O 23:45 pożyczyli łódź i popłynęli na środek jeziora. Ku ich zdziwieniu o północy, kilka metrów od nich pojawiła się lilia. Podpłynęli do niej, Tomek wyciągnął po nią rękę, gdy nagle rozległ się strzał, szybko odwrócił się: Iwan stał i celował do niego z karabinu i powiedział

-Ten kwiat jest mój więc łapy przy sobie, zaraz przyjedzie carska policja i odbierze was ode mnie- stał z triumfalnym uśmiechem- proszę przejść na drugą stronę łodzi tylko bez numerów. Sam poszedł do brzegu łodzi chcąc zerwać kwiat, wtedy kapitan rzucił się na Rosjanina. Obaj wpadli do wody rozległ się krótki strzał. Wielki strach obleciał podróżników.
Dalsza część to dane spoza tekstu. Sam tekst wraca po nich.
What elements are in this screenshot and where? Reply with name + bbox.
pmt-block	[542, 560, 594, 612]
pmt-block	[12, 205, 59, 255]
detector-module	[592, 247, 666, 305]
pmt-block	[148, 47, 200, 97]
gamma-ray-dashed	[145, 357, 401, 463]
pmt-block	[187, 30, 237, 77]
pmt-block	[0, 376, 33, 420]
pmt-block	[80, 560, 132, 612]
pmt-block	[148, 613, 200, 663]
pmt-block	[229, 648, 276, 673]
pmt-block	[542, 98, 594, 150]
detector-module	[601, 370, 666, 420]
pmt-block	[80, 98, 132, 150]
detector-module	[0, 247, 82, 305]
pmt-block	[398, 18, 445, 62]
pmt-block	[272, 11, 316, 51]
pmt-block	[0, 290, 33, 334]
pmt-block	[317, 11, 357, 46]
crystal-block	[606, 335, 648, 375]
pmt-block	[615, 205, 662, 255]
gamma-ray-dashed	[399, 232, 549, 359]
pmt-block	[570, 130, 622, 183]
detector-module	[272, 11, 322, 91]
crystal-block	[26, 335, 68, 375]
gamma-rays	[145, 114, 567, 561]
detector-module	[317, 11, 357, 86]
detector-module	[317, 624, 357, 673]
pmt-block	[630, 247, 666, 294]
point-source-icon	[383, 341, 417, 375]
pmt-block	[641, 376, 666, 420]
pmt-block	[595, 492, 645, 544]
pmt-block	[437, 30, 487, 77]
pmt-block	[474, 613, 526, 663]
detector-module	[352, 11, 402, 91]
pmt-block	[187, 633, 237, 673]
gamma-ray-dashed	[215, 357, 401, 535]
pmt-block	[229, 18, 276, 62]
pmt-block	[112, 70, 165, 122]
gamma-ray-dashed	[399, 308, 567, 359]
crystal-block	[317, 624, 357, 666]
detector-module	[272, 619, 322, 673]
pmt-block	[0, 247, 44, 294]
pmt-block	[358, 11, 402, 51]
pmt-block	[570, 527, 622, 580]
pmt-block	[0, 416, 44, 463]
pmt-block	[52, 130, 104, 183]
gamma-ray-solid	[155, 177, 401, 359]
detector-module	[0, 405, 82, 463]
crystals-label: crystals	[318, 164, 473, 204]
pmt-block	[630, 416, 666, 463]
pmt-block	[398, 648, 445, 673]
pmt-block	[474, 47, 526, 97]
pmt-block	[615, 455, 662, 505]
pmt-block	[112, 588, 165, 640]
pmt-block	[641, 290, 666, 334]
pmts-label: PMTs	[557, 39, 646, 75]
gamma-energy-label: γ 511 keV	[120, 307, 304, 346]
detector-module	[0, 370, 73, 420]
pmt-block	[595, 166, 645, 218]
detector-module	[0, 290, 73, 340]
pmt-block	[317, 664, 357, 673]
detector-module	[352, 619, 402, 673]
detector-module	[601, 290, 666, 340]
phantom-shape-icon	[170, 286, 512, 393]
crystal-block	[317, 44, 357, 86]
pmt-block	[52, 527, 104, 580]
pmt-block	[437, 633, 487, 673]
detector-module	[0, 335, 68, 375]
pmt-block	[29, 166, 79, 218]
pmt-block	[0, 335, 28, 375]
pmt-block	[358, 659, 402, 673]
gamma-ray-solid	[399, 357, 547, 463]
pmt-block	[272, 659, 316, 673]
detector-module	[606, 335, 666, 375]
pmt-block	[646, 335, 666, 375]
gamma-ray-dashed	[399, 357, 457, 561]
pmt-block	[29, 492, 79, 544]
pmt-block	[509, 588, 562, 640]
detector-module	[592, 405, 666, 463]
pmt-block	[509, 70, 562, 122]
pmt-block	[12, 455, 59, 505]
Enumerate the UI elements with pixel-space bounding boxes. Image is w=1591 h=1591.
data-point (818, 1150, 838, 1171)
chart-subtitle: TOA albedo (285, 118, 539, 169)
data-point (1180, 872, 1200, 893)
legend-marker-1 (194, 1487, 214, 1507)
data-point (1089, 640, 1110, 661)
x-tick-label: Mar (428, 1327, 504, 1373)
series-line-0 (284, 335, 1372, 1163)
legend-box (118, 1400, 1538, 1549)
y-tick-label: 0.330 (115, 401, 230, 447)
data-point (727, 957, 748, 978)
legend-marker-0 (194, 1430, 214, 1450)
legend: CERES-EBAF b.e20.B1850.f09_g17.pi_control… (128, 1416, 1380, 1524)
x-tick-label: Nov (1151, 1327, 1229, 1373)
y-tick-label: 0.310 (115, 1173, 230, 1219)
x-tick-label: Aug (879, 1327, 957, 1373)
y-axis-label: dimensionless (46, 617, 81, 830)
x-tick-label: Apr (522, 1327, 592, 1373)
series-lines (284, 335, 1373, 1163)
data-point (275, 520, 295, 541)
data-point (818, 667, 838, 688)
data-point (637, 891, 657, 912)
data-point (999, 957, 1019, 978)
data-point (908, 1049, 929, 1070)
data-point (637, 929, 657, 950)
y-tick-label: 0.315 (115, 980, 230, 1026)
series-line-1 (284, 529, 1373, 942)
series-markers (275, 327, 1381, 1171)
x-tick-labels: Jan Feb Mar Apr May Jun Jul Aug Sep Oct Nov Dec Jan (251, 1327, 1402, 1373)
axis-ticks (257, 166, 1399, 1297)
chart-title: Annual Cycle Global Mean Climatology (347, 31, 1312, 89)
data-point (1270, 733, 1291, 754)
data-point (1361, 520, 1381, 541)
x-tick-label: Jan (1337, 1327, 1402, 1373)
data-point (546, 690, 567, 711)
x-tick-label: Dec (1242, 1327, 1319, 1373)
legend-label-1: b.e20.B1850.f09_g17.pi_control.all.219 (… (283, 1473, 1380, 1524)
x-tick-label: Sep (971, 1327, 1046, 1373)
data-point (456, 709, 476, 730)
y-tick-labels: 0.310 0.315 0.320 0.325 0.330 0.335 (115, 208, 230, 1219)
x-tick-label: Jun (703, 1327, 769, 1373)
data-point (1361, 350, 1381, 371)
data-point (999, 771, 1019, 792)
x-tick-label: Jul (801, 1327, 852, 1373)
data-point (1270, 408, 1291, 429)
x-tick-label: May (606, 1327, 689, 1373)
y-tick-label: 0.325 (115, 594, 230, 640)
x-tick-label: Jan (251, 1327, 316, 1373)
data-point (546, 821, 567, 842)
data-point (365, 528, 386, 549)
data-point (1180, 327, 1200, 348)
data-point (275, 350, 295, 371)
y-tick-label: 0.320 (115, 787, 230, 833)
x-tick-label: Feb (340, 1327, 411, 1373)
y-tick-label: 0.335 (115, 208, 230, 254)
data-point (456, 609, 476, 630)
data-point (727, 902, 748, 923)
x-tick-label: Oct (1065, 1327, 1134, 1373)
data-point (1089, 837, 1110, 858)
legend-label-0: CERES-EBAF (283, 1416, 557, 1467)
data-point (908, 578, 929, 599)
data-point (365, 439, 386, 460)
Co, jeśli kapitan zginął. Sally się rozpłakała, Tomek wskoczył do wody i za chwilę wypłynął z bosmanem, który był jedynie ranny w ramię. Było już dobrze po północy, a kwiat nie znikł, jego rozkwitnięcie było jedynie przypadkiem.

-Musimy uciekać, Iwan na pewno wezwał carską policję- powiedział Smuga

-Zginął za zwykły kwiatek- ze smutkiem powiedział Andrzej Wilmowski

Szybko dopłynęli do brzegu wrócili do wioski w niewiarygodnym tempie spakowali się, i udali się z dziadkiem Tomka na pociąg. Na szczęście nie spotkali policji carskiej i spokojnie dojechali do domu.

Po pożegnaniu Tomek powiedział –Mam nadzieje, że to nie jest nasza ostatnia wyprawa.